I am going to spend a month, between now and April 27 when my next appointment with the nutritionist is, doing this plate thing as best I can, and she insists that it will be so healthy and I will just lose weight without counting anything (an important thing for someone who has some OCD running through her veins that has been a black hole of lunacy previously in creating counting logs). A friend of mine who has no metabolic conditions but has generally hovered at 60+ pounds to lose up and down through her life started a "crazy" diet from her acupuncturist who wants her to slather everything in butter, avoid carbs that aren't in vegetables (I think she can have fruit, too) and eat as much meat and cheese as she pleases, the more the better, fatty, lean, organs, everything. In about the same amount of time that I have been doing this "eat more often and use this plate thing" she has been aiming per acupuncturist's recommendations to use half a pound of butter a week and in literally only days longer than I have been doing this (I think she started 5 days before me), she has lost 13 pounds. The scale at the nutritionist's said I lost 4, which I think is simply water weight and bloat (I have IBS and I know that I was very bloated the evening they first weighed me, because the next day I went to a doctor's appointment and they said the same number on the scale yesterday.).

Today's experiment example: I woke up today and was 134 at 11:49. I waited about thirty more minutes, maybe a bit more, to eat because I had just gotten up and my levothyroxine requires no eating for an hour after taking in the morning. I ate slowly and had two left over chicken wings (the whole wing), some leftover sauteed in olive oil (and only a little bit!) zucchini, green cabbage, and onions, and a small orange (which I ate last). It took me til about 1ish to eat that and a few minutes ago I checked again and I'm at 157 (it is now 3 p.m.). My bacon breakfasts were frequently like these numbers, in reverse. I simply snacked on bacon once and it lowered my number by about 60 points. Yes, this is anecdotal evidence, but it's kind of compelling enough to want to investigate further.

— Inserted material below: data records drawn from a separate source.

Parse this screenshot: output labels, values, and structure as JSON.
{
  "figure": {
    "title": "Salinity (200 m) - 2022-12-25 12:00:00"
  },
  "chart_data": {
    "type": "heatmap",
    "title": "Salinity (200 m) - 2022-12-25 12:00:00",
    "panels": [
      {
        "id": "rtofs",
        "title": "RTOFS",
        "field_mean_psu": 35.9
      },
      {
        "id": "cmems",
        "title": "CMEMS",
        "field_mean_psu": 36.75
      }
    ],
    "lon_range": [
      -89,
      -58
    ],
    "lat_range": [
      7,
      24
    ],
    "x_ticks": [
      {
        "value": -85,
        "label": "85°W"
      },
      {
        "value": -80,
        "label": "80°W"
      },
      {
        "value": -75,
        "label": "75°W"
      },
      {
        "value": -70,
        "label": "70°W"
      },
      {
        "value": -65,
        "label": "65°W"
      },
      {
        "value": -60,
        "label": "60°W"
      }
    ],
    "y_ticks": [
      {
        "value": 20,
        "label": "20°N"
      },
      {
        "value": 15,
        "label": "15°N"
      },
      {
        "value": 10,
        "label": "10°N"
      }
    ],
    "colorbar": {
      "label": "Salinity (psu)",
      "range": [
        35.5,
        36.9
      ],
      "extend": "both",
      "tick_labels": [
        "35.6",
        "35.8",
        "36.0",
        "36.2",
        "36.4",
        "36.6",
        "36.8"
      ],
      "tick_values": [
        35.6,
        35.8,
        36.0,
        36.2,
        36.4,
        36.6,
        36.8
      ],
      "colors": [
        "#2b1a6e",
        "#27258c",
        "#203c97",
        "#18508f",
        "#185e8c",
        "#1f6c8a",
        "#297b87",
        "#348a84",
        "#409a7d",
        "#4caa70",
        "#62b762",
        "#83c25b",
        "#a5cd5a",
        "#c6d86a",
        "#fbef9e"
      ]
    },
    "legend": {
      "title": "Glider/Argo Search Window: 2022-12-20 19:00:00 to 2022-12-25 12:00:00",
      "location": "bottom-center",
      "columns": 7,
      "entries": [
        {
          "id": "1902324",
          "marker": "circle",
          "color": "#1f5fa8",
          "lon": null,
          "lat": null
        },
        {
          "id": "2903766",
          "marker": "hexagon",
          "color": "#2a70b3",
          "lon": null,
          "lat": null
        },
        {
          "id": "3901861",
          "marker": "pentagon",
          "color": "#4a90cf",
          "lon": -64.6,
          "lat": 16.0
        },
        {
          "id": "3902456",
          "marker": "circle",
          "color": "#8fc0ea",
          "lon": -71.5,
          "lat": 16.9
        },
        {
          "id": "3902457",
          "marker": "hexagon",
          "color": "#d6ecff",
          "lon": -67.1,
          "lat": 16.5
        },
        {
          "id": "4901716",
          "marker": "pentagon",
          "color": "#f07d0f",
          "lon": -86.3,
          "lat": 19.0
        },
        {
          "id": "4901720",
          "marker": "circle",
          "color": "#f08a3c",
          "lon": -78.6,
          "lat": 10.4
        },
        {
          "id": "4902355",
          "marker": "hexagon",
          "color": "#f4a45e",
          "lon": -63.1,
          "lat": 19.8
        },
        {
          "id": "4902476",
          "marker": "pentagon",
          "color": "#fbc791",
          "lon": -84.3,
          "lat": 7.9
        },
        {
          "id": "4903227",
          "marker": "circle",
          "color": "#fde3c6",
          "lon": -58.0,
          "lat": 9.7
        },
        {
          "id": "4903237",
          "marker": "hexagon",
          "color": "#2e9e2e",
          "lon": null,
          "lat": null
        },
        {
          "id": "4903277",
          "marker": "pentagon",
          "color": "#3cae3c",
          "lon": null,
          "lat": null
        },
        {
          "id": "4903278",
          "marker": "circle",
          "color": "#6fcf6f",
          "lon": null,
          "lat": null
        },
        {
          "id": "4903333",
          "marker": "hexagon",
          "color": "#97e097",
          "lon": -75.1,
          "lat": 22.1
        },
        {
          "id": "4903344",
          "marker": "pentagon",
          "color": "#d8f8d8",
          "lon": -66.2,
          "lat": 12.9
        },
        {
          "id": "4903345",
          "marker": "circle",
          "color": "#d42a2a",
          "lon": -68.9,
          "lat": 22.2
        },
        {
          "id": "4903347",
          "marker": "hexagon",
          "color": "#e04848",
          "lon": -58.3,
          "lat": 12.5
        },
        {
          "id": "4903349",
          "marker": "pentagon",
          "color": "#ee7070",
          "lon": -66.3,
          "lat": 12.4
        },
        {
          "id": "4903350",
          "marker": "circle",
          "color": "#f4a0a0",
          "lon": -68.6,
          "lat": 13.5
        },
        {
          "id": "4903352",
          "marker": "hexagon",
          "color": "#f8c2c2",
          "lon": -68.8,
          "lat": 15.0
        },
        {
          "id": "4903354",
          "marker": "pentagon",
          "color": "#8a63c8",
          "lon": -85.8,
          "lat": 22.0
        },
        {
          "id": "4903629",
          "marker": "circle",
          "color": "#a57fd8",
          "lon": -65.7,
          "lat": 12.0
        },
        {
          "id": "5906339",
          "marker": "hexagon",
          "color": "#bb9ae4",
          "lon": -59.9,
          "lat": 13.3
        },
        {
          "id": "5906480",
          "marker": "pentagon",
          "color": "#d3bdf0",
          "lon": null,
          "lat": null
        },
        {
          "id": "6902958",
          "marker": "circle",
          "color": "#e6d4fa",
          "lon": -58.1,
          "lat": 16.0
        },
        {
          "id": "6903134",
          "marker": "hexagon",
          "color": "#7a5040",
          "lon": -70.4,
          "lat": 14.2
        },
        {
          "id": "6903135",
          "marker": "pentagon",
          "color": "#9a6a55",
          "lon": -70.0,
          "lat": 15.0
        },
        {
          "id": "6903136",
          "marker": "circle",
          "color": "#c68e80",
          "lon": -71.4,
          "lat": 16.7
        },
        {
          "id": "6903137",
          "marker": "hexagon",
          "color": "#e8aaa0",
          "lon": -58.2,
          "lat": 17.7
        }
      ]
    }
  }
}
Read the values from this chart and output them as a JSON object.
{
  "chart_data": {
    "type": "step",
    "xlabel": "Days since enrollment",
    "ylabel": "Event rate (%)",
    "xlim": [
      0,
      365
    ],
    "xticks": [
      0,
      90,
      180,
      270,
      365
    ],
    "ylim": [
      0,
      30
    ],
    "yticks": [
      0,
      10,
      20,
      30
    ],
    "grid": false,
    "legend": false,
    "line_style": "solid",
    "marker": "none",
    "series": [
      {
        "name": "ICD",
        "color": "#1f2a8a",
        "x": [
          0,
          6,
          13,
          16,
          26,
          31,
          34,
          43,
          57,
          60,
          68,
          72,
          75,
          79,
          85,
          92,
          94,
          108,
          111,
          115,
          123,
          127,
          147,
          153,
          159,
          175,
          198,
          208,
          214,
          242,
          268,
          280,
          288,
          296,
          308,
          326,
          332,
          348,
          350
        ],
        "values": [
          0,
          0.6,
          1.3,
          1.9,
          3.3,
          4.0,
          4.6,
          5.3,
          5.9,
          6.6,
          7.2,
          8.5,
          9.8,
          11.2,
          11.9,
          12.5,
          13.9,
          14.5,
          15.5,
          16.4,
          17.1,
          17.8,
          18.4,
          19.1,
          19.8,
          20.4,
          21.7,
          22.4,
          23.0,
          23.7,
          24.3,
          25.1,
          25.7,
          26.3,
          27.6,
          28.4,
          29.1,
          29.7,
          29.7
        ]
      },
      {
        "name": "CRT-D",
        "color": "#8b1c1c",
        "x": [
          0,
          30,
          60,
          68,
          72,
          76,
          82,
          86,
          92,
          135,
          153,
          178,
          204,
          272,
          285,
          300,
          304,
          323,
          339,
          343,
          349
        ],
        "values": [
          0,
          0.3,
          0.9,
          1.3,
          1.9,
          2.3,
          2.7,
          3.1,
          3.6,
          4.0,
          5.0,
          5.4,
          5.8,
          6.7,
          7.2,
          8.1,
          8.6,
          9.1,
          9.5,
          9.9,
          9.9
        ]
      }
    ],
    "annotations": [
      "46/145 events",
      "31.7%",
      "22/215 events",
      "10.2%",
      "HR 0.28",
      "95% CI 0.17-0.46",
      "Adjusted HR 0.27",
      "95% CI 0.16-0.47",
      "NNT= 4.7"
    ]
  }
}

Sooooo... which experiment is smarter? Are nutritionists giving bad advice? What's the "right" science behind what we're eating? What has everyone been most successful with? Are my ideas about just eating the damn bacon and using butter instead of chemical sprays crazy? Will eating saturated fats be less "effective" in what I would be hoping they do because of my diabetes?

TL;DR : Nutritionists have been telling me to fear saturated fats and use the "plate" method, some anecdotal evidence suggests otherwise, so I did more research and linked some of it above. Are nutritionists giving bad advice?